Privacy Advocates Seek To Intervene In FTC Settlement With Facebook

The advocacy group Electronic Privacy Information Center has gone to court in an attempt to intervene in the Federal Trade Commission's proposed $5 billion privacy settlement with Facebook.

The proposed settlement, approved by a 3-2 vote at the FTC, “is neither procedurally or substantively fair,” EPIC argues in a motion filed Friday with U.S. District Court Judge Timothy Kelly in the District of Columbia.

EPIC adds the settlement “does not contain adequate provisions to accomplish its goal of ensuring consumer privacy on Facebook,” and “is clearly not in the public interest.”

The deal, announced earlier this week, requires Facebook to pay $5 billion and accept new oversight on privacy.

The settlement won't be finalized unless it's approved by a federal district court. On Wednesday, the Justice Department officially asked the district court to endorse the deal. EPIC is now seeking to intervene in that proceeding.

If approved by the court, the FTC's settlement with Facebook will resolve an investigation into whether the company violated the terms of a 2012 consent decree. That earlier order includes terms prohibiting Facebook from misrepresenting its privacy practices, and from misrepresenting the extent to which it makes users' information available to third parties.
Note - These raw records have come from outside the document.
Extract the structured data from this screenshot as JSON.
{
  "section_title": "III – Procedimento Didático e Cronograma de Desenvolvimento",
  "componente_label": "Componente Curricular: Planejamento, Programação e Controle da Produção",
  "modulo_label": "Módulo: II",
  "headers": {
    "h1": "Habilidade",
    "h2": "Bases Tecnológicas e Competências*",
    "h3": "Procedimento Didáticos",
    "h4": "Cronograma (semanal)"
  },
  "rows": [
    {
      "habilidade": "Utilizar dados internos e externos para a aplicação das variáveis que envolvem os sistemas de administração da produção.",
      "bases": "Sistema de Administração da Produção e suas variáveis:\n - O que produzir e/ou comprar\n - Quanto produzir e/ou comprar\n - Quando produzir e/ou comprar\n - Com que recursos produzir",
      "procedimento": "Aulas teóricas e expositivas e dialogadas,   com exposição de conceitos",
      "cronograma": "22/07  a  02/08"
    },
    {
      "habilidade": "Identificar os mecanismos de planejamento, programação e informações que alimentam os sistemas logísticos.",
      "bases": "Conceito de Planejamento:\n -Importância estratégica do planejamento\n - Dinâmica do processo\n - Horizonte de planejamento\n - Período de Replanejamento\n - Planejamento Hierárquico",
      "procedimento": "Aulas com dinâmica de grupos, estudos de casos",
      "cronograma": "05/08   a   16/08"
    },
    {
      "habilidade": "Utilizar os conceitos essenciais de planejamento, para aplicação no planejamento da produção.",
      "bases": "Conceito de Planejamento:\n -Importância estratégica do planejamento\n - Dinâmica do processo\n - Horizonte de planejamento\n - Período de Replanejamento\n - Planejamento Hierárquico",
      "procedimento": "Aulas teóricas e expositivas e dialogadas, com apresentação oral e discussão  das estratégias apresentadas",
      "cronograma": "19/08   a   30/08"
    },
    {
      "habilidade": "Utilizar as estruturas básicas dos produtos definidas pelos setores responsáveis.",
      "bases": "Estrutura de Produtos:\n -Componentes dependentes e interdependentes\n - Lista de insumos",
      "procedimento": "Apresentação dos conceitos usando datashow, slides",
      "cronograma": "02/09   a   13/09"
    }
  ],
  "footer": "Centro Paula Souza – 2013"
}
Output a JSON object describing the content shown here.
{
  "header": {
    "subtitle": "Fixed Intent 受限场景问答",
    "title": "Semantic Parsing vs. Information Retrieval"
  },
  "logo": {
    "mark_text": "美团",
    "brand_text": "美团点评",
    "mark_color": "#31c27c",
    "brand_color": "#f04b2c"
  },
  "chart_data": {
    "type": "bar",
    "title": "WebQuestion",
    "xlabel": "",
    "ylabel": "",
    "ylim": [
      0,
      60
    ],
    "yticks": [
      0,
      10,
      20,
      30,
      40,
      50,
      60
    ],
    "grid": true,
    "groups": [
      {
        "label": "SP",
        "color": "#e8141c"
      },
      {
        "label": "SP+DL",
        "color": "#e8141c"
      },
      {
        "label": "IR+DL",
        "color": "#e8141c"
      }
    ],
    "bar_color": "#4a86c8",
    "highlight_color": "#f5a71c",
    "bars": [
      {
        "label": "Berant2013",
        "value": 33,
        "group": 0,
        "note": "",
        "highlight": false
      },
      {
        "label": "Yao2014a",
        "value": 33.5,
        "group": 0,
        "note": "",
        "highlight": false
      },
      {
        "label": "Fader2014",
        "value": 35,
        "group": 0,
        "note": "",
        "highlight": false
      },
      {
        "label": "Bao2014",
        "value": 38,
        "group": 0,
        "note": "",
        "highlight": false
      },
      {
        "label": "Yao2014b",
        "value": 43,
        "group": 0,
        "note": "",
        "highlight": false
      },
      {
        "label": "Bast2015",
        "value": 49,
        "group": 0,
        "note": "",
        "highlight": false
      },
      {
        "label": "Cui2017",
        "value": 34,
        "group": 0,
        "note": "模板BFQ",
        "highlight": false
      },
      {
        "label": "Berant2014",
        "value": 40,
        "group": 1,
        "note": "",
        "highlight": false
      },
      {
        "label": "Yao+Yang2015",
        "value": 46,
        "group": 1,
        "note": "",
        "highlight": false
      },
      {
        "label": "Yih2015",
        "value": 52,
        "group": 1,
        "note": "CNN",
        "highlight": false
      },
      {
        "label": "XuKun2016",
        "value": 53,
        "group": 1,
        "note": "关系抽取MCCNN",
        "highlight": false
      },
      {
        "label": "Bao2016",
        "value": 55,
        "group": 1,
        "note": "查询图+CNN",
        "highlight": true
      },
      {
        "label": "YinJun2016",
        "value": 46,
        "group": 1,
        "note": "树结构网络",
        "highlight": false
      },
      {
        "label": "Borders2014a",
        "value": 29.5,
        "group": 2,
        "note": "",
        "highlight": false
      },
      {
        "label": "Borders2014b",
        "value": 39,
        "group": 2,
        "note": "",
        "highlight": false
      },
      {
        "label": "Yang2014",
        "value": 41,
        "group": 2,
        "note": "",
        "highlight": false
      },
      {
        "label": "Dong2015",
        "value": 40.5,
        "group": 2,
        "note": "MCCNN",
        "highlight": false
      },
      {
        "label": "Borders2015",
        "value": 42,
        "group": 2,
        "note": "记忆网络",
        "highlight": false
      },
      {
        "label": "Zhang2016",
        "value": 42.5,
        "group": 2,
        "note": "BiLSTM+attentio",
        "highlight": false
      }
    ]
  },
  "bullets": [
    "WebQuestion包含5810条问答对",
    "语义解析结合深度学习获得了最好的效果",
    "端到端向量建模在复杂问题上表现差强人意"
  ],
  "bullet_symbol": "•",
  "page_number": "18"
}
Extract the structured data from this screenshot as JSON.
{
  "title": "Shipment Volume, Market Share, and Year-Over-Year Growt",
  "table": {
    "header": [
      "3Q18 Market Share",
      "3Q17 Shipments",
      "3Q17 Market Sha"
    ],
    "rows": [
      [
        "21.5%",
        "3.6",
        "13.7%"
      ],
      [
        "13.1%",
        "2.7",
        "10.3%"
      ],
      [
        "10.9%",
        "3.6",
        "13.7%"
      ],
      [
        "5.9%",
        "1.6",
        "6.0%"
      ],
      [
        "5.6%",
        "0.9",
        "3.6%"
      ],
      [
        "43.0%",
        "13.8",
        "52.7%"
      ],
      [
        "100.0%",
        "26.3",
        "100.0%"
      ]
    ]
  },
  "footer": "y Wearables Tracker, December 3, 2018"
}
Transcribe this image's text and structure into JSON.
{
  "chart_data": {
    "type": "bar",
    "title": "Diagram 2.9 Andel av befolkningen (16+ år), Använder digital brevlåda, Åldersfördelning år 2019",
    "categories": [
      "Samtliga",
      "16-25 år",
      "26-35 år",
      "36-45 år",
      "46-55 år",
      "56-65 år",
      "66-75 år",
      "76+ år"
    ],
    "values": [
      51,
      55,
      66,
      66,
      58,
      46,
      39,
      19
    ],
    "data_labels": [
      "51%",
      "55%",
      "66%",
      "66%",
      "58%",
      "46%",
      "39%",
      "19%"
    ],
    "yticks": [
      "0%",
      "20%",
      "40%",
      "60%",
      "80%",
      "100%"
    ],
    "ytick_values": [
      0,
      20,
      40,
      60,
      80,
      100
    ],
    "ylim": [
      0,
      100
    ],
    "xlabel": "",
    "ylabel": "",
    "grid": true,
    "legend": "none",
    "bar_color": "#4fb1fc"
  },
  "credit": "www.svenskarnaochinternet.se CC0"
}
Facebook allegedly violated that earlier decree in several ways, including by allowing outside developers to harvest users' data. The FTC began investigating Facebook's compliance with the 2012 order after news broke that President Trump's data consultancy, Cambridge Analytica, harvested information about tens of millions of Facebook users.

The negotiated deal covers all violations of the prior consent decree that occurred before June 12, 2019. It also covers any other pre-June 12 violations of Section 5 of the FTC Act, as well as consumer-protection violations, that are currently known by the agency.

It isn't yet clear what other potential violations were covered by the deal. Among the unresolved questions are whether the settlement immunizes Facebook from prosecution for allegedly violating children's privacy laws.

EPIC has filed five separate complaints with the FTC about Facebook since 2012. Among other complaints, EPIC and other advocates alleged last year that Facebook uses facial-recognition technology without people's consent. And in 2016, EPIC and the Center for Digital Democracy urged the FTC to prohibit Facebook from transferring data to itself about users of the WhatsApp messaging service.

EPIC now argues it should be allowed to intervene in the case because the settlement would cover its complaints.

“The 'practical consequence' of denying EPIC’s motion to intervene would be to extinguish all of EPIC’s pending FTC complaints against Facebook -- all without EPIC having a voice in the decision,” the group writes in its court papers.

“There are hundreds of millions of Americans whose privacy rights are implicated by this proposed consent decree,” EPIC says. “Many consumer and privacy organizations have diligently studied Facebook’s business practices and proposed specific changes that could safeguard consumers.”

Other privacy advocates, including the Campaign for a Commercial-Free Childhood and Center for Digital Democracy, said they may attempt to get involved in the court proceedings.